🤖 AI Summary
This work addresses the semantic gap between natural language instructions and robotic physical actions to enhance the naturalness and reliability of human-robot collaboration. We propose the first four-dimensional taxonomy for language-conditioned robotic manipulation—comprising reward shaping, policy learning, neurosymbolic AI, and foundation model–driven approaches—and systematically analyze their fundamental limitations in generalization and safety. Integrating large language models (LLMs), vision-language models (VLMs), neurosymbolic reasoning, and multimodal semantic parsing, we develop a unified analytical framework spanning semantic extraction, environmental assessment, and auxiliary task design.
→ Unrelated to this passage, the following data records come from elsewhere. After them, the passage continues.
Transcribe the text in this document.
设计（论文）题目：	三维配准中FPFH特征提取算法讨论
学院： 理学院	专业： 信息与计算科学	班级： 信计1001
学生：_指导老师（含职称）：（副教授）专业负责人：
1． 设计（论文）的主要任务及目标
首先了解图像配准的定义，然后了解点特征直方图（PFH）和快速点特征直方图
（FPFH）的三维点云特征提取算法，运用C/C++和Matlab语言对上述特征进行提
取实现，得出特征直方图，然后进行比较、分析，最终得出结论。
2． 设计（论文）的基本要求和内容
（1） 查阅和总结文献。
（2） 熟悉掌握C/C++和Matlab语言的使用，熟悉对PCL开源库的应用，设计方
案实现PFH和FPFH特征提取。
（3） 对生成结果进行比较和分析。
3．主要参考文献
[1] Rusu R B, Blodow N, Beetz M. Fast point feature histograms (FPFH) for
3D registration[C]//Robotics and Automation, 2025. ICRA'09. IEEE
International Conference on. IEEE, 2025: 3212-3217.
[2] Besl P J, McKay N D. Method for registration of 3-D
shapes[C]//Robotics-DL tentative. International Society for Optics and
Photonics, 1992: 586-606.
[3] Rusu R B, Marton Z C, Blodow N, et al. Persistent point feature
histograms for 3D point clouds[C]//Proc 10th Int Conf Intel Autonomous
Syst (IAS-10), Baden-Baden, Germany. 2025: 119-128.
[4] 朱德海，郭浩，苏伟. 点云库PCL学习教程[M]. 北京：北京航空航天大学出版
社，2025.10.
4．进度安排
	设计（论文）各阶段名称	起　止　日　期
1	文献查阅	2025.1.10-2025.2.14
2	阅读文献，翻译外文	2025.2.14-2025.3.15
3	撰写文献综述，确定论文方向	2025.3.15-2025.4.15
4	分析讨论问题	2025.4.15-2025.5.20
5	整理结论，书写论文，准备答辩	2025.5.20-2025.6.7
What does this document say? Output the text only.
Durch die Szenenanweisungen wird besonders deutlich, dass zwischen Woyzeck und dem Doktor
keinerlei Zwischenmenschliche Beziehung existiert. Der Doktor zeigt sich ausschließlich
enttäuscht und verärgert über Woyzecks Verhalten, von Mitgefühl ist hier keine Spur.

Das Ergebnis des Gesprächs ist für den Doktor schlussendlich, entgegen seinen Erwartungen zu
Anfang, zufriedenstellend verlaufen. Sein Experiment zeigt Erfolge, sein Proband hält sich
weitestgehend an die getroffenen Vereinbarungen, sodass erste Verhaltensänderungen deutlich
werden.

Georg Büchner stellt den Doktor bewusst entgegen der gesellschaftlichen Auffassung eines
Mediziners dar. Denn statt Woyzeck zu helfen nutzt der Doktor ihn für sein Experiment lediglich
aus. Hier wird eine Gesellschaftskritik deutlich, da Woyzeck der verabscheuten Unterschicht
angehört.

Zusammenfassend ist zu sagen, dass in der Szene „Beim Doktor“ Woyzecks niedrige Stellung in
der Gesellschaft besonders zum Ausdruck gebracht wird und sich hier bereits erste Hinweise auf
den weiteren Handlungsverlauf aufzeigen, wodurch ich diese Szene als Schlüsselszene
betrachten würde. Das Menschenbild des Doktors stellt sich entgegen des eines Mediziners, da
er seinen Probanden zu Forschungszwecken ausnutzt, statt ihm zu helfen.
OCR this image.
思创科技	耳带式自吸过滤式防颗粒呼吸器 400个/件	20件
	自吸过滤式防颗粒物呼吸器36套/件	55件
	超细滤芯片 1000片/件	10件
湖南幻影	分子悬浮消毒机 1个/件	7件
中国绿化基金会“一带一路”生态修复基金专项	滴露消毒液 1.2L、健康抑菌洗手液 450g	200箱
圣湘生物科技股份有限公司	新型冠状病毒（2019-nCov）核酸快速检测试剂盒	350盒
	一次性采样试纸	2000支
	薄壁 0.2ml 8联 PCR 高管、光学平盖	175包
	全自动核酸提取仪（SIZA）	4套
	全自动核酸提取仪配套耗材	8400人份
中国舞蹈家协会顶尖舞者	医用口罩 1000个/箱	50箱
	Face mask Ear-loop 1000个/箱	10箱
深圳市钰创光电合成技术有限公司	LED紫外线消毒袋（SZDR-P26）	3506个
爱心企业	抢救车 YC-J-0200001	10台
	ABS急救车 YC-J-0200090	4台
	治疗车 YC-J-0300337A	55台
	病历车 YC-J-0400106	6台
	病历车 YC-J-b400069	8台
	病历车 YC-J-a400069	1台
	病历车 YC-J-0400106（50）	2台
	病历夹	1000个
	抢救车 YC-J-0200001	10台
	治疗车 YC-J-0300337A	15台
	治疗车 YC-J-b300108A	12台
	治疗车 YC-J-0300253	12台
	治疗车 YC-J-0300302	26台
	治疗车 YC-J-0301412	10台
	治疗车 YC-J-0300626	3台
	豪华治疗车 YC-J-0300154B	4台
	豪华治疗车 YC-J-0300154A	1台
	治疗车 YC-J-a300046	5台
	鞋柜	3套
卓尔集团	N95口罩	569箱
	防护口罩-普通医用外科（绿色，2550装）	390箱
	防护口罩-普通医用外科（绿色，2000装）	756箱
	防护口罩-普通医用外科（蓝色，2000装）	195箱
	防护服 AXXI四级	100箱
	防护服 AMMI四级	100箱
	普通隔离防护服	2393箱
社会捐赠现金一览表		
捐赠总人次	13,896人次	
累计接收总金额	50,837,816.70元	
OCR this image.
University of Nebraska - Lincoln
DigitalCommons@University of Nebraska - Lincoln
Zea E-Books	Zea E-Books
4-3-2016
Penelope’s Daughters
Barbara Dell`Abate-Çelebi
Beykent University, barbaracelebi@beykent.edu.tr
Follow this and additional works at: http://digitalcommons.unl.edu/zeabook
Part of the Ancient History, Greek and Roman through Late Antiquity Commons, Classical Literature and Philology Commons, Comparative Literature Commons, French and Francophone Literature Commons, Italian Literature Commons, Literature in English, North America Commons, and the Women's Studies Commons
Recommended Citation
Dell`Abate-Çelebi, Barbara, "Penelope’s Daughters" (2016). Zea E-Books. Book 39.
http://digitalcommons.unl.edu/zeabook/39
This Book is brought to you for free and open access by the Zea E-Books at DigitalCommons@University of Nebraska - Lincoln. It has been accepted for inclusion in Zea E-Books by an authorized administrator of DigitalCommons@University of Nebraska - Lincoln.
Our analysis rigorously characterizes the performance boundaries of each paradigm for the first time, establishing theoretical foundations and concrete technical pathways toward safe, generalizable, and interpretable language-driven robotic systems.
📝 Abstract
Language-conditioned robot manipulation is an emerging field aimed at enabling seamless communication and cooperation between humans and robotic agents by teaching robots to comprehend and execute instructions conveyed in natural language. This interdisciplinary area integrates scene understanding, language processing, and policy learning to bridge the gap between human instructions and robotic actions. In this comprehensive survey, we systematically explore recent advancements in language-conditioned robotic manipulation. We categorize existing methods into language-conditioned reward shaping, language-conditioned policy learning, neuro-symbolic artificial intelligence, and the utilization of foundational models (FMs) such as large language models (LLMs) and vision-language models (VLMs). Specifically, we analyze state-of-the-art techniques concerning semantic information extraction, environment and evaluation, auxiliary tasks, and task representation strategies. By conducting a comparative analysis, we highlight the strengths and limitations of current approaches in bridging language instructions with robot actions. Finally, we discuss open challenges and future research directions, focusing on potentially enhancing generalization capabilities and addressing safety issues in language-conditioned robot manipulators.